Private Equity Deal Killers!

By saying private equity deal killer, I mean some aspect of a deal that is too severe in risk and nature to allow the deal to continue. There are a few black and white private equity deal killers, but also many shades of grey.

We all have our own biases and this is especially true for the private equiteer who has sourced a deal. We look for reasons to do the deal and downplay the reasons not to.

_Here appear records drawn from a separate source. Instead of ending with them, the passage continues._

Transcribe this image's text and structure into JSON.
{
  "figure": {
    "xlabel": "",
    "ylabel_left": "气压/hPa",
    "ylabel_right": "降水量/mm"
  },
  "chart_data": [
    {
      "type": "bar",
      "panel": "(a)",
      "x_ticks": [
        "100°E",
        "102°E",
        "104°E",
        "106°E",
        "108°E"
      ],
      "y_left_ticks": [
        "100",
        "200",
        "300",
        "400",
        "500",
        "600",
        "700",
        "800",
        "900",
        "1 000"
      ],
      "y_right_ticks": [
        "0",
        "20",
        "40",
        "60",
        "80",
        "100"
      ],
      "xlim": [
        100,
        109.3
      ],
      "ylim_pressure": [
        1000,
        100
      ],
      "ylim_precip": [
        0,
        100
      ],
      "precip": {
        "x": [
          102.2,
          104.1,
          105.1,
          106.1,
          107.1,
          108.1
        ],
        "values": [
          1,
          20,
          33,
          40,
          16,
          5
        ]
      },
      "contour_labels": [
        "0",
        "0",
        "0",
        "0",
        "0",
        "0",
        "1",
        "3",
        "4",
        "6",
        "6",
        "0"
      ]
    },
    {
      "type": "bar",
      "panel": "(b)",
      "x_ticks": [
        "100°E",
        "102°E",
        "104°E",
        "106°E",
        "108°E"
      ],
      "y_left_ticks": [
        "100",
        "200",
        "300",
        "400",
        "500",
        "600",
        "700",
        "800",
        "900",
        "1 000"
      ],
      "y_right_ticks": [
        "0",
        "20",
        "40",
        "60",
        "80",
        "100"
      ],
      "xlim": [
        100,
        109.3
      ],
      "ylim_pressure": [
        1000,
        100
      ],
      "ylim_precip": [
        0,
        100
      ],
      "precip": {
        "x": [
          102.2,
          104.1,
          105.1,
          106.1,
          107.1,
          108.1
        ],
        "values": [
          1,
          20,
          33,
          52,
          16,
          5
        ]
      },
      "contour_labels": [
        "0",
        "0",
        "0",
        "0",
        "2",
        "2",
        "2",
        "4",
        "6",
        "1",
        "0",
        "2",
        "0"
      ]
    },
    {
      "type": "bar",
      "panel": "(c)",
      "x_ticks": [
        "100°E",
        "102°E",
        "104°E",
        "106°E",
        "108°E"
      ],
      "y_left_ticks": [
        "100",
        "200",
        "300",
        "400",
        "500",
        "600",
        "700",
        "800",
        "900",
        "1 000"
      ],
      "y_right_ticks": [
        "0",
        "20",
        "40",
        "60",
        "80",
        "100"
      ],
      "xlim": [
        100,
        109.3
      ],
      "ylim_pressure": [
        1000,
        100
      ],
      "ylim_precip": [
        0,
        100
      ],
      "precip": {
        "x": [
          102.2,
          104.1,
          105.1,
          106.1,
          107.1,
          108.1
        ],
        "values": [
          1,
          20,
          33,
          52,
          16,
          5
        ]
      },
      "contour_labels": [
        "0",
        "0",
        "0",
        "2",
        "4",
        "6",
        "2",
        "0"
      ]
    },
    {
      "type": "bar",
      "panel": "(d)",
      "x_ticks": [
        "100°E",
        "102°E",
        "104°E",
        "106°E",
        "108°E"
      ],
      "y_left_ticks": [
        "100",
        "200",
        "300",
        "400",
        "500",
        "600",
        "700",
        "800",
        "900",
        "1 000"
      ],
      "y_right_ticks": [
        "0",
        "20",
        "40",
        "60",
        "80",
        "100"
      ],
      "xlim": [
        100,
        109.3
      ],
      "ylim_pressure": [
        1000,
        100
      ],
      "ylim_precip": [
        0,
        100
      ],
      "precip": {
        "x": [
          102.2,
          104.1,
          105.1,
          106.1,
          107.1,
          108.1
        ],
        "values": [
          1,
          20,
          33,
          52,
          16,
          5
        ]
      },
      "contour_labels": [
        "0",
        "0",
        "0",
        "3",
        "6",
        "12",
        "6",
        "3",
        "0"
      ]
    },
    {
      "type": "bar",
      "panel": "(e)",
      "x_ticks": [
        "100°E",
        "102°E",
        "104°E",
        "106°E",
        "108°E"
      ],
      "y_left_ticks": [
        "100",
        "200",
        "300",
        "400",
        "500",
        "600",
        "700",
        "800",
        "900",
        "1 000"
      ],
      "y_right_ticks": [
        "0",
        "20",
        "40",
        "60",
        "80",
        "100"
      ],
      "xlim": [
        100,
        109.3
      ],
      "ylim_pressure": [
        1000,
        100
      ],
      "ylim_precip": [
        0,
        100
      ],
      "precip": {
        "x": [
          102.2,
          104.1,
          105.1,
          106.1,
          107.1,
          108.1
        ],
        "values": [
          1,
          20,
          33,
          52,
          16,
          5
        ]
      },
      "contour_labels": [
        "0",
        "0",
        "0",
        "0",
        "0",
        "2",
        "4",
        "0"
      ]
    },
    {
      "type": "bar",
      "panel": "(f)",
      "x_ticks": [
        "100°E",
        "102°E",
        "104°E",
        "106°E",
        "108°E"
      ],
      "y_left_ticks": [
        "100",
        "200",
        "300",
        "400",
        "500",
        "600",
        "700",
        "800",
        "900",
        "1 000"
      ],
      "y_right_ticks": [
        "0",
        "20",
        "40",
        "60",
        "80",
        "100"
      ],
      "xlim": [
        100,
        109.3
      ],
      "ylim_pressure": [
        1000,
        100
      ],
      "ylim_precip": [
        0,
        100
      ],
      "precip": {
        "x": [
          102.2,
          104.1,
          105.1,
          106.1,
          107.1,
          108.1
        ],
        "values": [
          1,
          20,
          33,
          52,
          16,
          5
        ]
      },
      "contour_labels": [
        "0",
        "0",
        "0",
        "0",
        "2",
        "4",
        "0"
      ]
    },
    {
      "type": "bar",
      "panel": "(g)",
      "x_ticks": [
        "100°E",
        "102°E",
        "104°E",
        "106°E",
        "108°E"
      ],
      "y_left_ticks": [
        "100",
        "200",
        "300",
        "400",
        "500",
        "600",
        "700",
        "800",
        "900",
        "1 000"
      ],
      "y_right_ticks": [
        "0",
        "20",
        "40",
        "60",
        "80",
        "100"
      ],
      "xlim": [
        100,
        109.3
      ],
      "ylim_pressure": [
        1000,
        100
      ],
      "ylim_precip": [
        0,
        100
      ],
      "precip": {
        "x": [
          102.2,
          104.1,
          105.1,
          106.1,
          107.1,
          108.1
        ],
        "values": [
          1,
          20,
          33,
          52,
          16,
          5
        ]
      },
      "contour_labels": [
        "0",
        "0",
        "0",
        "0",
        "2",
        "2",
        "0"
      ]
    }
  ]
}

The solution to this is to have a set list of deal killers and to stick to that list regardless. The problem of course is that you could miss great deals and there’s merit in looking at deals on a case-by-case basis. But I’m sticking by when in doubt, kill it, because you simply don’t need to take undue risk. The following list is not exhaustive, but outlines a few scenarios in which I’d kill a deal (and after all, there’s a rank and file in a private equity firm for a reason):

  1. Breach of investment mandate: a breach in mandate (industry, size, ethics, etc) is an instant deal killer. If arguments against this seem to be frequent, either there are issues with the mandate (which aren’t really issues, because it’s the mandate), or your team is just being argumentative.
  2. Existing market too small: the usual counter argument is that acquisitions can be made to increase the applicable market size. But, banking your investment on something as significant as an acquisition that may or may not occur is investment suicide in my opinion. There will always be risk in making investments, but why take much bigger risks when you don’t have to.
  3. Customer and/or supplier concentration: again, a potential acquisition may mitigate this, but you’re proposing to purchase the business now on its merits. Why pay for a business on the basis of risks being mitigated later, when you’ll have to do a lot of work afterwards to invoke the mitigating actions. If you’re willing to take those risks, then you should be paying less now.
  4. Industry concerns: if you’re proposing to enter an industry with fundamental issues or without adequate potential growth, then what are you really doing? Sure, you can reach target returns without market growth, but why take that risk when you don’t need to. Sometimes it’s just best to let a deal go than take undue risk.
  5. Management concerns: most importantly, if you don’t think you’re backing an excellent manager from the start, then I’d say that is a deal killer. Again, you can propose the argument that managers can be dumped, by why settle for second best? Private equity is firstly about backing a great manager, because they are the designated driver, so it really is unnecessary to take risks here.

I know I’ve been quite opinionated in this post and I concede that in a day, week or month, I may change my mind on some of these issues. But, I’ve witnessed a lot of self-fulfilling analysis lately and think it’s important to maintain objectivity in this climate. As the cliché says: lemons ripen early, plums ripen late. That is, if the deal looks like a lemon early, it probably is a lemon.